The chart above shows the S&P 500’s closing price for 12 days. The blue line is 12 days from 2001, and the red line is 9 days from this year with room for 3 more next week. The 7th day is where the bear-market rallies crack. That was February 2, 2001 and May 7, 2008.

Today’s 9 point drop was a bit worse than the 2 point drop on the 9th day in 2001. So, we are collapsing a bit ahead of schedule. The last few believers in the rally are being wrung out here. If we continue in the same pattern of February 2001, traders will realize that the bear market is not yet over early next week, and a major sell-off will ensue.

Bear-Market Rally History Repeats!

May 8th, 2008

The current “rising wedge” pattern on the S&P 500 chart is paralleling the one from seven years ago very closely. Take a look at how that pattern from the last bear market collapsed:

The big down day came on February 2, 2001 when the S&P dropped 24 points. Yesterday, the S&P dropped 25 points.
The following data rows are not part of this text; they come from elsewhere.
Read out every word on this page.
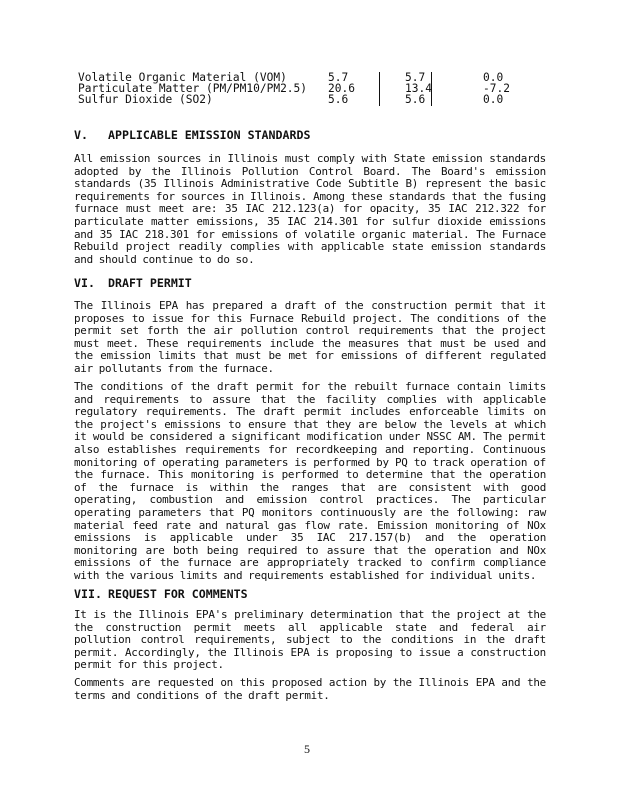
Volatile Organic Material (VOM)	5.7	5.7	0.0
Particulate Matter (PM/PM10/PM2.5) 20.6	13.4	-7.2
Sulfur Dioxide (SO2)	5.6	5.6	0.0
V. APPLICABLE EMISSION STANDARDS

All emission sources in Illinois must comply with State emission standards adopted by the Illinois Pollution Control Board. The Board's emission standards (35 Illinois Administrative Code Subtitle B) represent the basic requirements for sources in Illinois. Among these standards that the fusing furnace must meet are: 35 IAC 212.123(a) for opacity, 35 IAC 212.322 for particulate matter emissions, 35 IAC 214.301 for sulfur dioxide emissions and 35 IAC 218.301 for emissions of volatile organic material. The Furnace Rebuild project readily complies with applicable state emission standards and should continue to do so.

VI. DRAFT PERMIT

The Illinois EPA has prepared a draft of the construction permit that it proposes to issue for this Furnace Rebuild project. The conditions of the permit set forth the air pollution control requirements that the project must meet. These requirements include the measures that must be used and the emission limits that must be met for emissions of different regulated air pollutants from the furnace.

The conditions of the draft permit for the rebuilt furnace contain limits and requirements to assure that the facility complies with applicable regulatory requirements. The draft permit includes enforceable limits on the project's emissions to ensure that they are below the levels at which it would be considered a significant modification under NSSC AM. The permit also establishes requirements for recordkeeping and reporting. Continuous monitoring of operating parameters is performed by PQ to track operation of the furnace. This monitoring is performed to determine that the operation of the furnace is within the ranges that are consistent with good operating, combustion and emission control practices. The particular operating parameters that PQ monitors continuously are the following: raw material feed rate and natural gas flow rate. Emission monitoring of NOx emissions is applicable under 35 IAC 217.157(b) and the operation monitoring are both being required to assure that the operation and NOx emissions of the furnace are appropriately tracked to confirm compliance with the various limits and requirements established for individual units.

VII. REQUEST FOR COMMENTS

It is the Illinois EPA's preliminary determination that the project at the the construction permit meets all applicable state and federal air pollution control requirements, subject to the conditions in the draft permit. Accordingly, the Illinois EPA is proposing to issue a construction permit for this project.

Comments are requested on this proposed action by the Illinois EPA and the terms and conditions of the draft permit.

5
On February 3, 2001 the S&P bounced back 5 points. Today, the S&P bounced back 5 points.

What comes next if we continue to parallel this classic bearish reversal pattern? Another 100 points down over the next three weeks.

Will that happen? During the last bear market, we were unwinding a much larger bubble, so maybe not. But this time, we have a genuine financial-crisis/real-estate-disaster which could turn out to be just as bad, so maybe history will repeat.

In any case, this is a very, very scary place to be long. And as you might have guessed, I am way short this thing.

Bear-Market Rally Meme Spreads

May 8th, 2008

A few days ago, I posted about how I thought the S&P 500 was in a bear-market rally featuring a “rising wedge” pattern similar to the one that occurred during the last bear market seven years ago.

This morning, I saw my analysis parroted on a major financial website. So, the meme is spreading fast, and traders are beginning to doubt this rally.

The S&P 500 is also struggling to regain and hold the 1400 level. The longer this struggle continues, the bolder the shorts will become.

I was hoping for the market to spike up once more so that I could add to my short positions, but I don’t think it is going to happen.

Doing the Wal-Mart Shuffle

May 8th, 2008

This morning, The Wall Street Journal quoted Eduardo Castro-Wright, Wal-Mart Stores U.S. president:

“The economy continues to get tougher and the ‘paycheck cycle’ is more pronounced for customers than in past months. As money gets tighter for them toward the end of the month, sales drop more than we have seen in the past.”

This conjures up an image of half-starving consumers clutching their paychecks, rolling into the Wal-Mart parking lot on fumes, and then devouring a bag of uncooked rice in order to get up enough energy to walk to the gas station and spend the remainder of their paychecks on a can of gas.